К несчастью, офицера, посланного Наполеоном к Мортье передать приказ выступить ему навстречу, схватили пруссаки и наполеоновские депеши позволили Блюхеру узнать о появлении императора.
Неприятель, которого надеются застигнуть врасплох, поворачивает оружие и ждет нас. Бои длятся два дня. В первый день на поле битвы полегло по три тысячи солдат с каждой стороны. На другой день Наполеон вынужден отступить, оставив на равнине в местах своей юности четыре тысячи убитых, и там, обманутый судьбой, также как он был обманут своей удачей и гением, он вынужден отдать врагу три тысячи пленных и пятьдесят четыре орудия!

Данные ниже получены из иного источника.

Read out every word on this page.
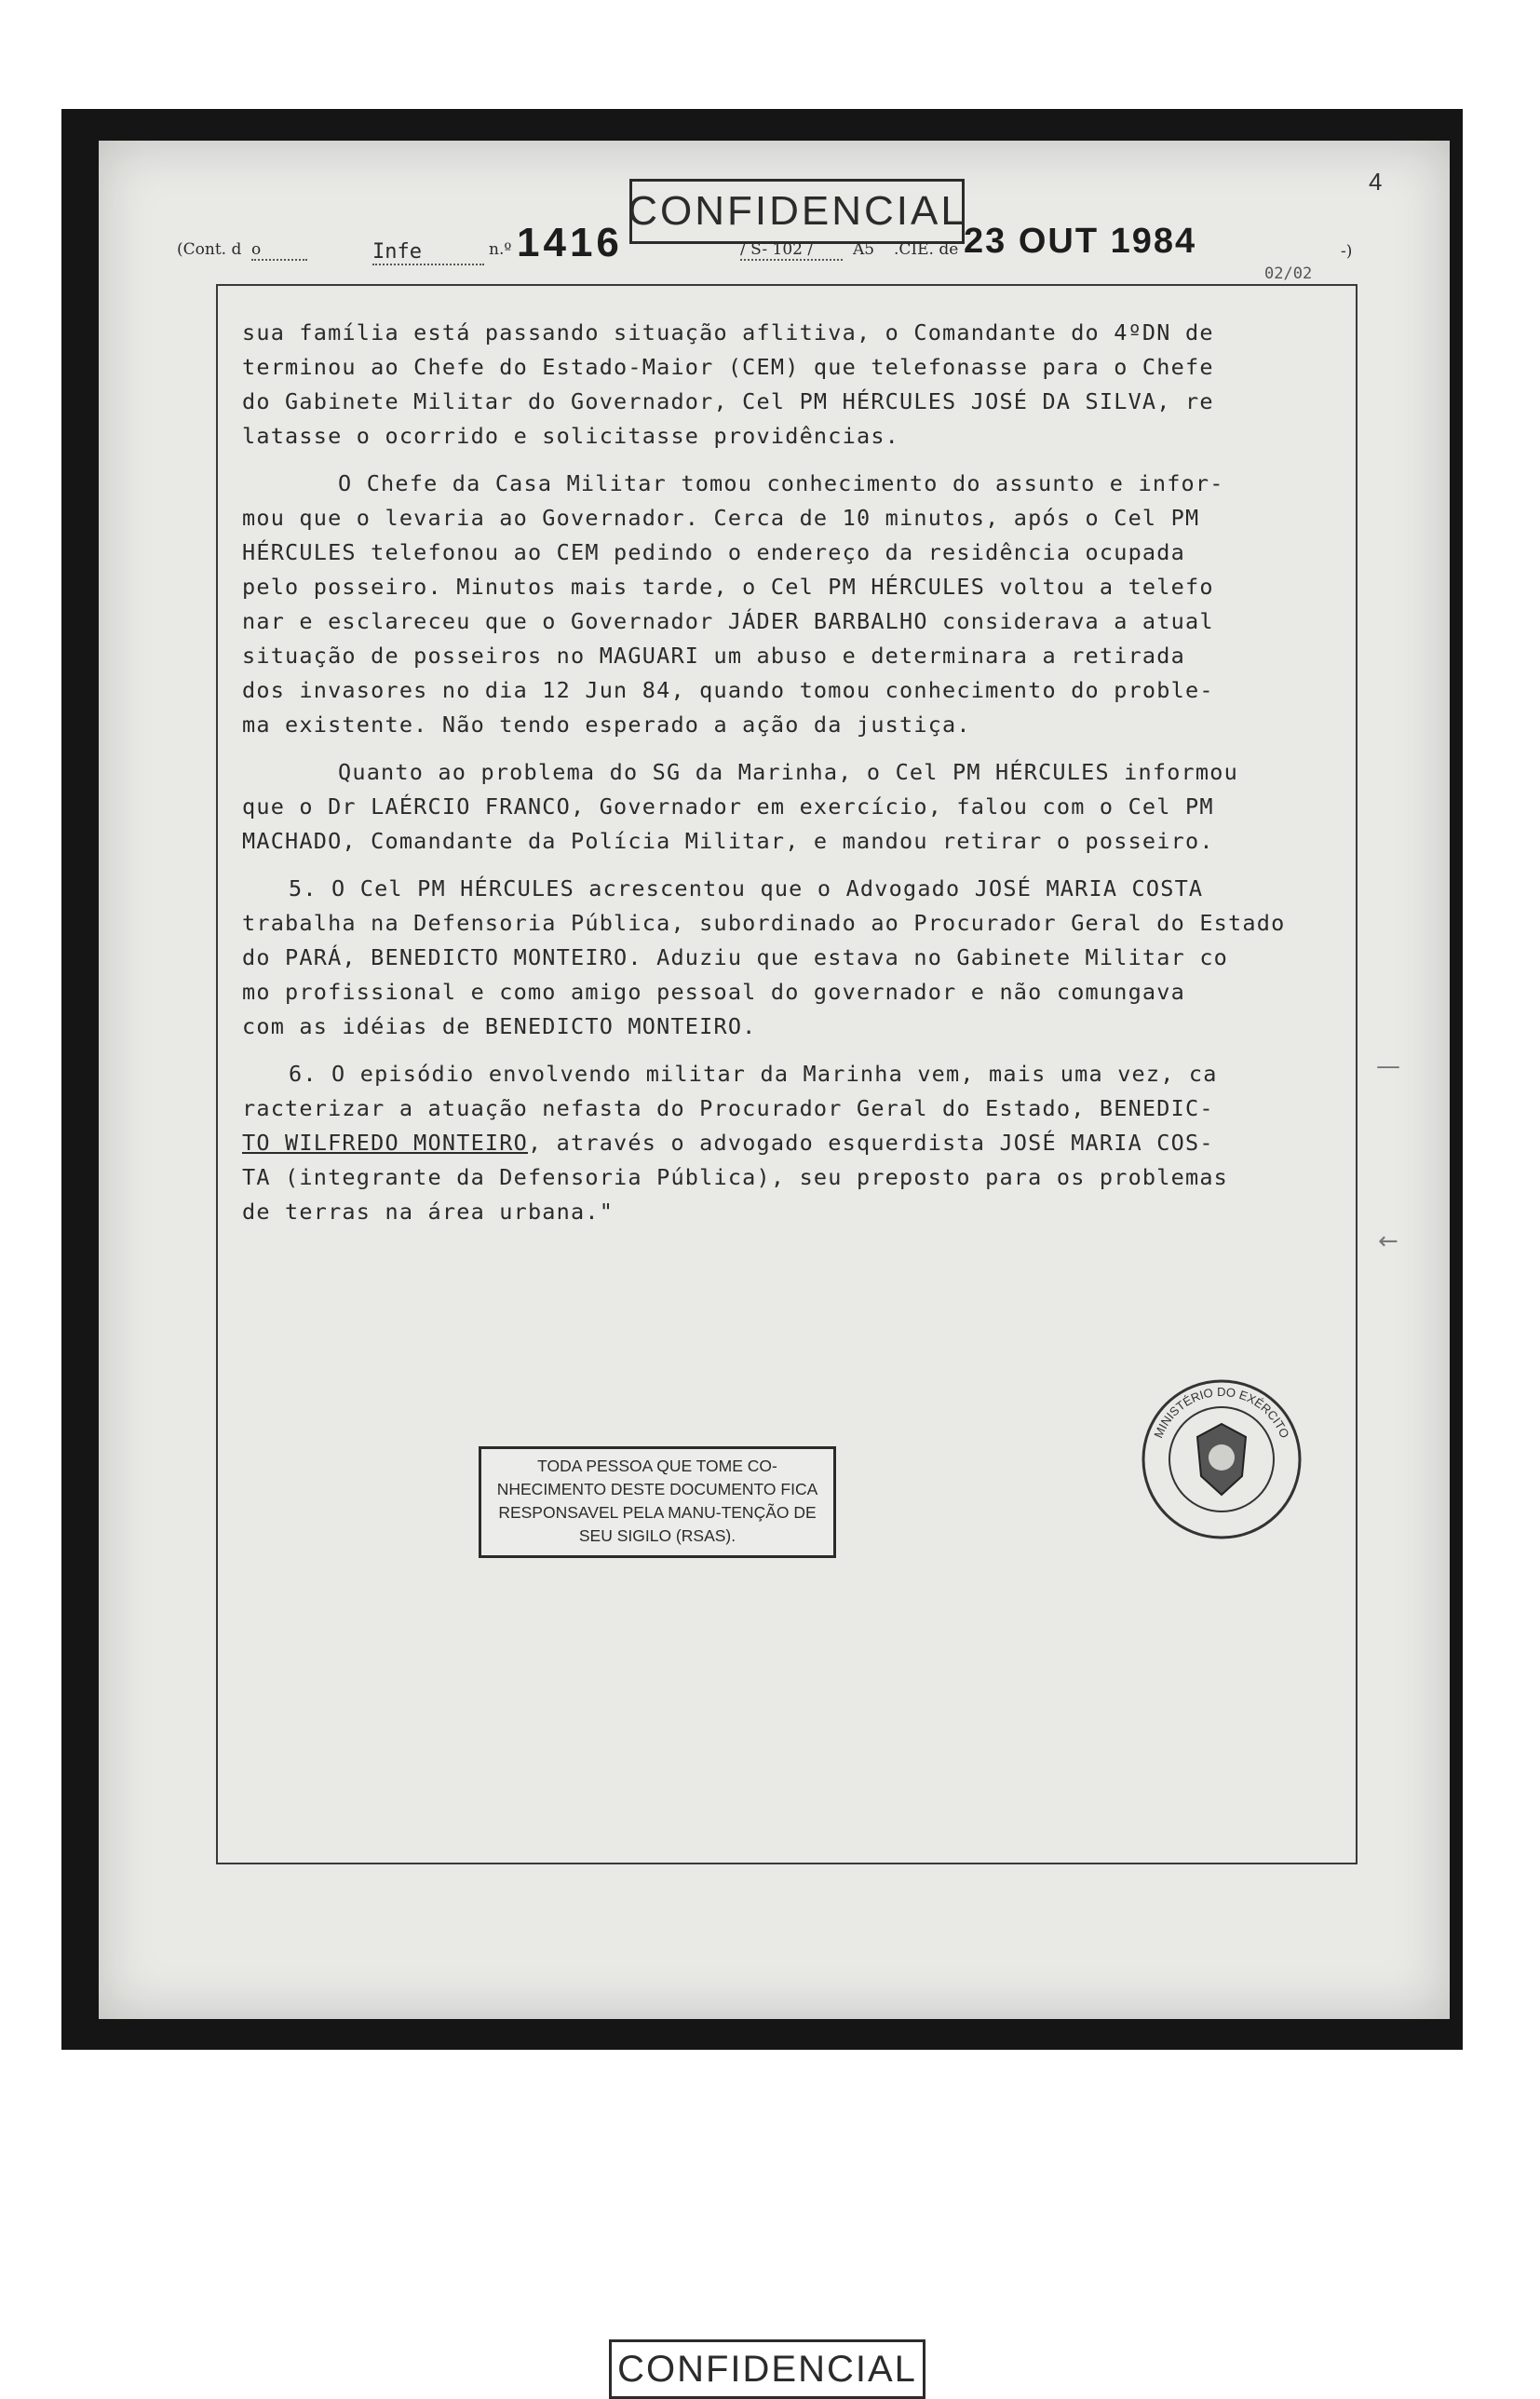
CONFIDENCIAL
4
(Cont. d o	Infe	n.º 1416	/ S- 102 /	A5 .CIE. de 23 OUT 1984	-)
02/02

sua família está passando situação aflitiva, o Comandante do 4ºDN de
terminou ao Chefe do Estado-Maior (CEM) que telefonasse para o Chefe
do Gabinete Militar do Governador, Cel PM HÉRCULES JOSÉ DA SILVA, re
latasse o ocorrido e solicitasse providências.

O Chefe da Casa Militar tomou conhecimento do assunto e infor-
mou que o levaria ao Governador. Cerca de 10 minutos, após o Cel PM
HÉRCULES telefonou ao CEM pedindo o endereço da residência ocupada
pelo posseiro. Minutos mais tarde, o Cel PM HÉRCULES voltou a telefo
nar e esclareceu que o Governador JÁDER BARBALHO considerava a atual
situação de posseiros no MAGUARI um abuso e determinara a retirada
dos invasores no dia 12 Jun 84, quando tomou conhecimento do proble-
ma existente. Não tendo esperado a ação da justiça.

Quanto ao problema do SG da Marinha, o Cel PM HÉRCULES informou
que o Dr LAÉRCIO FRANCO, Governador em exercício, falou com o Cel PM
MACHADO, Comandante da Polícia Militar, e mandou retirar o posseiro.

5. O Cel PM HÉRCULES acrescentou que o Advogado JOSÉ MARIA COSTA
trabalha na Defensoria Pública, subordinado ao Procurador Geral do Estado
do PARÁ, BENEDICTO MONTEIRO. Aduziu que estava no Gabinete Militar co
mo profissional e como amigo pessoal do governador e não comungava
com as idéias de BENEDICTO MONTEIRO.

6. O episódio envolvendo militar da Marinha vem, mais uma vez, ca
racterizar a atuação nefasta do Procurador Geral do Estado, BENEDIC-
TO WILFREDO MONTEIRO, através o advogado esquerdista JOSÉ MARIA COS-
TA (integrante da Defensoria Pública), seu preposto para os problemas
de terras na área urbana."

—
←
TODA PESSOA QUE TOME CO-NHECIMENTO DESTE DOCUMENTO FICA RESPONSAVEL PELA MANU-TENÇÃO DE SEU SIGILO (RSAS).
MINISTÉRIO DO EXÉRCITO
CONFIDENCIAL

Благодаря тому влиянию, какое наш молодой солдат оказывает на животных, лошади Консьянса словно не знают усталости, а его батарея оказывается одной из тех, что имеют силы отступать вместе с Наполеоном к Труа.

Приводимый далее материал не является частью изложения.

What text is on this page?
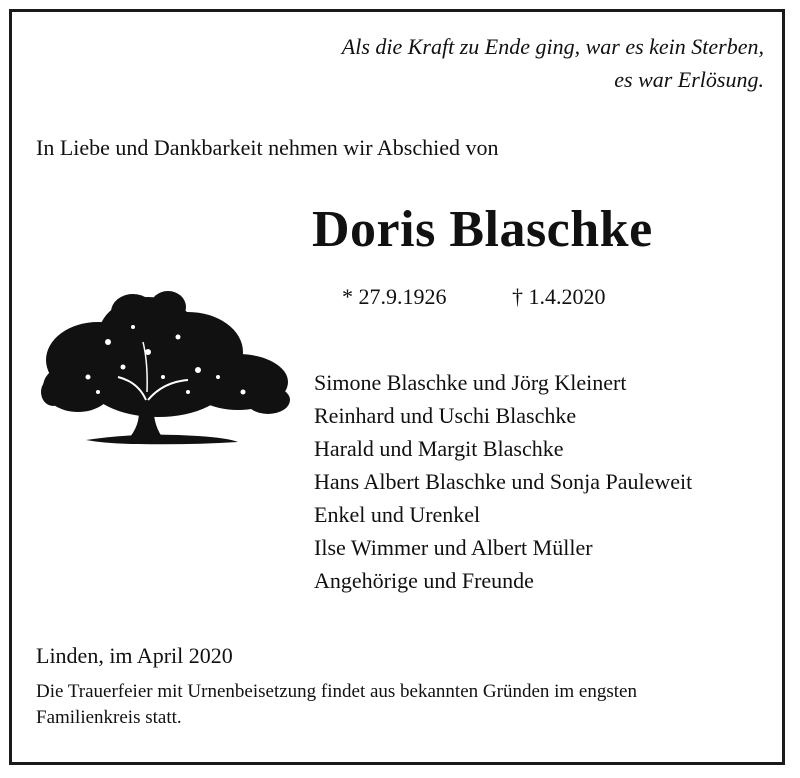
Als die Kraft zu Ende ging, war es kein Sterben,
es war Erlösung.
In Liebe und Dankbarkeit nehmen wir Abschied von
Doris Blaschke
* 27.9.1926	† 1.4.2020
Simone Blaschke und Jörg Kleinert
Reinhard und Uschi Blaschke
Harald und Margit Blaschke
Hans Albert Blaschke und Sonja Pauleweit
Enkel und Urenkel
Ilse Wimmer und Albert Müller
Angehörige und Freunde
Linden, im April 2020
Die Trauerfeier mit Urnenbeisetzung findet aus bekannten Gründen im engsten Familienkreis statt.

И тогда Консьянс бросается в увлекающий его вихрь. Наполеон время от времени исчезает из виду и словно пропадает; затем внезапно и в неожиданном направлении грохочет орудие и раздается победный клич.

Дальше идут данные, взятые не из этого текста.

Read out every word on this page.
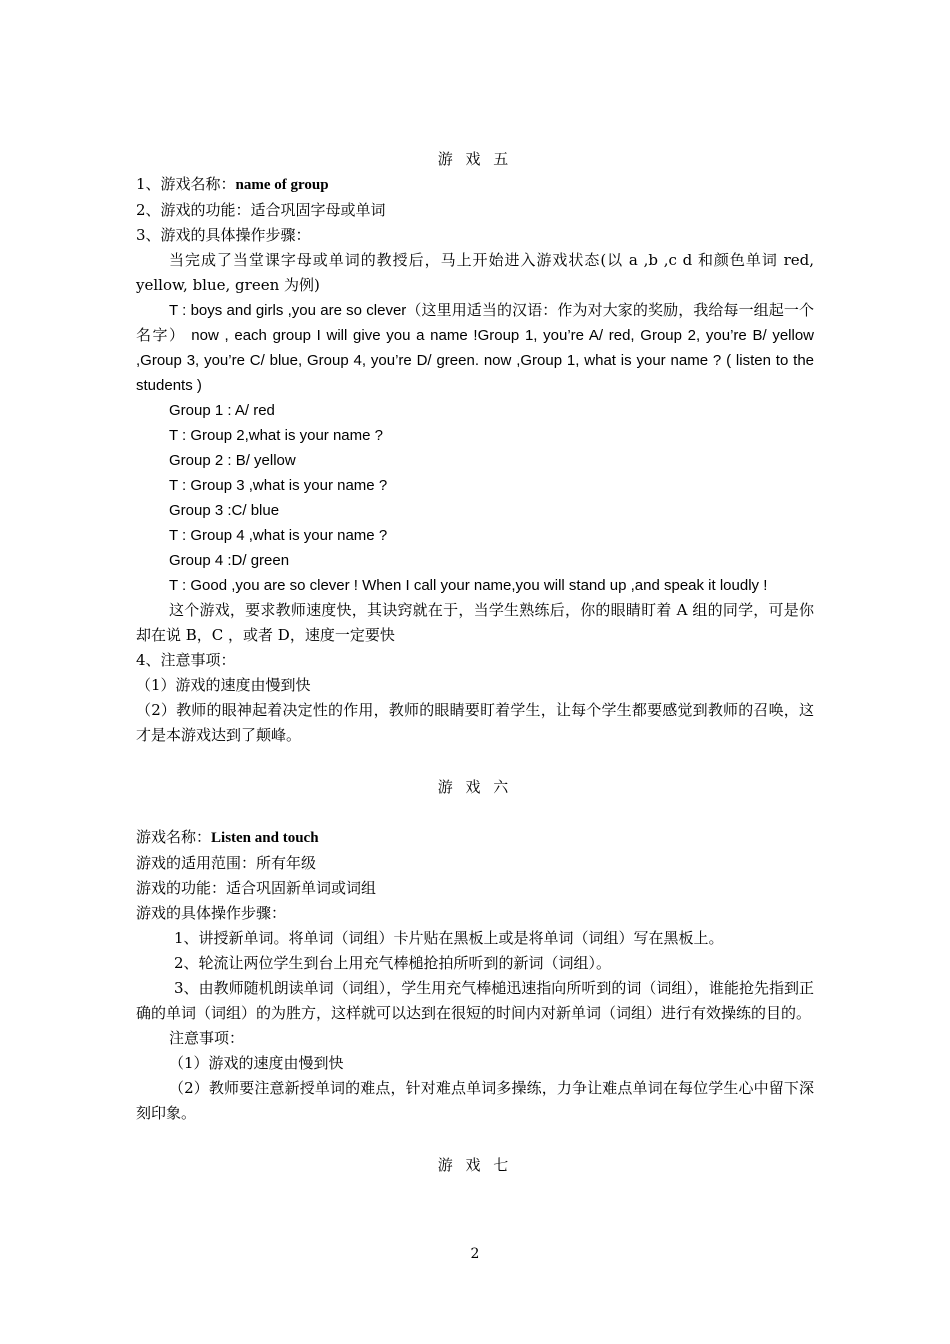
游 戏 五

1、游戏名称：name of group

2、游戏的功能：适合巩固字母或单词

3、游戏的具体操作步骤：

当完成了当堂课字母或单词的教授后，马上开始进入游戏状态(以 a ,b ,c d 和颜色单词 red, yellow, blue, green 为例)

T : boys and girls ,you are so clever（这里用适当的汉语：作为对大家的奖励，我给每一组起一个名字） now , each group I will give you a name !Group 1, you’re A/ red, Group 2, you’re B/ yellow ,Group 3, you’re C/ blue, Group 4, you’re D/ green. now ,Group 1, what is your name ? ( listen to the students )

Group 1 : A/ red

T : Group 2,what is your name ?

Group 2 : B/ yellow

T : Group 3 ,what is your name ?

Group 3 :C/ blue

T : Group 4 ,what is your name ?

Group 4 :D/ green

T : Good ,you are so clever ! When I call your name,you will stand up ,and speak it loudly !

这个游戏，要求教师速度快，其诀窍就在于，当学生熟练后，你的眼睛盯着 A 组的同学，可是你却在说 B，C ，或者 D，速度一定要快

4、注意事项：

（1）游戏的速度由慢到快

（2）教师的眼神起着决定性的作用，教师的眼睛要盯着学生，让每个学生都要感觉到教师的召唤，这才是本游戏达到了颠峰。

游 戏 六

游戏名称：Listen and touch

游戏的适用范围：所有年级

游戏的功能：适合巩固新单词或词组

游戏的具体操作步骤：

1、讲授新单词。将单词（词组）卡片贴在黑板上或是将单词（词组）写在黑板上。

2、轮流让两位学生到台上用充气棒槌抢拍所听到的新词（词组）。

3、由教师随机朗读单词（词组），学生用充气棒槌迅速指向所听到的词（词组），谁能抢先指到正确的单词（词组）的为胜方，这样就可以达到在很短的时间内对新单词（词组）进行有效操练的目的。

注意事项：

（1）游戏的速度由慢到快

（2）教师要注意新授单词的难点，针对难点单词多操练，力争让难点单词在每位学生心中留下深刻印象。

游 戏 七
2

Это Шампобер! Монмирай! Шато-Тьерри! Монтеро! За десять дней Наполеон уничтожил девяносто тысяч вражеских солдат. Но, наряду с этим, везде, где Наполеона нет, отсутствует и его удача; за его спиной неприятель перегруппировывается и, будучи неизменно побеждаем, тем не менее упорно продвигается вперед. Англичане вошли в Бордо; австрийцы оккупируют Лион; остатки разбитых Наполеоном войск, соединяясь, образуют армии, втрое превосходящие по численности армию императора; его маршалы неповоротливы, вялы, утомлены, разукрашены орденскими лентами, обременены титулами, пресыщены золотом; они уже не хотят воевать; три раза пруссаки, будучи, казалось бы, полностью у императора в руках, ускользают от него: в первый раз по левому берегу Марны, когда из-за неожиданного мороза затвердела грязь, которая должна была поглотить их; во второй раз у Эны из-за сдачи Суасона, открывшей им проход в тот момент, когда Наполеон рассчитывал прижать врага к стенам этого города; в третий раз у Монтеро по вине Виктора: опоздав на час, он предоставляет в распоряжение противника мост, который должен был занимать сам. Наполеон, конечно же, осознает все эти предзнаменования; он чувствует, что Франция ускользает из его рук. Уже не надеясь сохранить во Франции трон, он хочет, по крайней мере, обрести там свою могилу. У Монтеро он становится простым артиллеристом, наводит орудия, не прячется от свистящих ядер, неизменно, но тщетно надеясь, что одно из них предназначено для него, как нашлись ядра для Ланна, Дюрока, Бессьера. Под Арси-сюр-Об граната, упав прямо к его ногам, отбрасывает прочь всадника на дрожащей лошади; взорвавшись, она засыпает полководца землей, осколки разрывают у коня живот, а его даже не задевают! Наконец в Лане, где с тридцатью тремя тысячами солдат император атакует стотысячное войско, он приближается с маневренной батареей к противнику на расстояние в половину пушечного выстрела, сам устанавливает ее под огнем прусской артиллерии, подъезжает поговорить с молодым солдатом, которого, кажется, узнает, так как не раз видел его спокойным и с улыбкой встречающим опасность, — и тут граната падает прямо в зарядный ящик этого солдата; он как раз спрыгнул с лошади, готовясь открыть огонь; граната разрывается, и Наполеон на коне скрывается в вихре пламени и дыма, уничтожающего все вокруг, — все, кроме императора!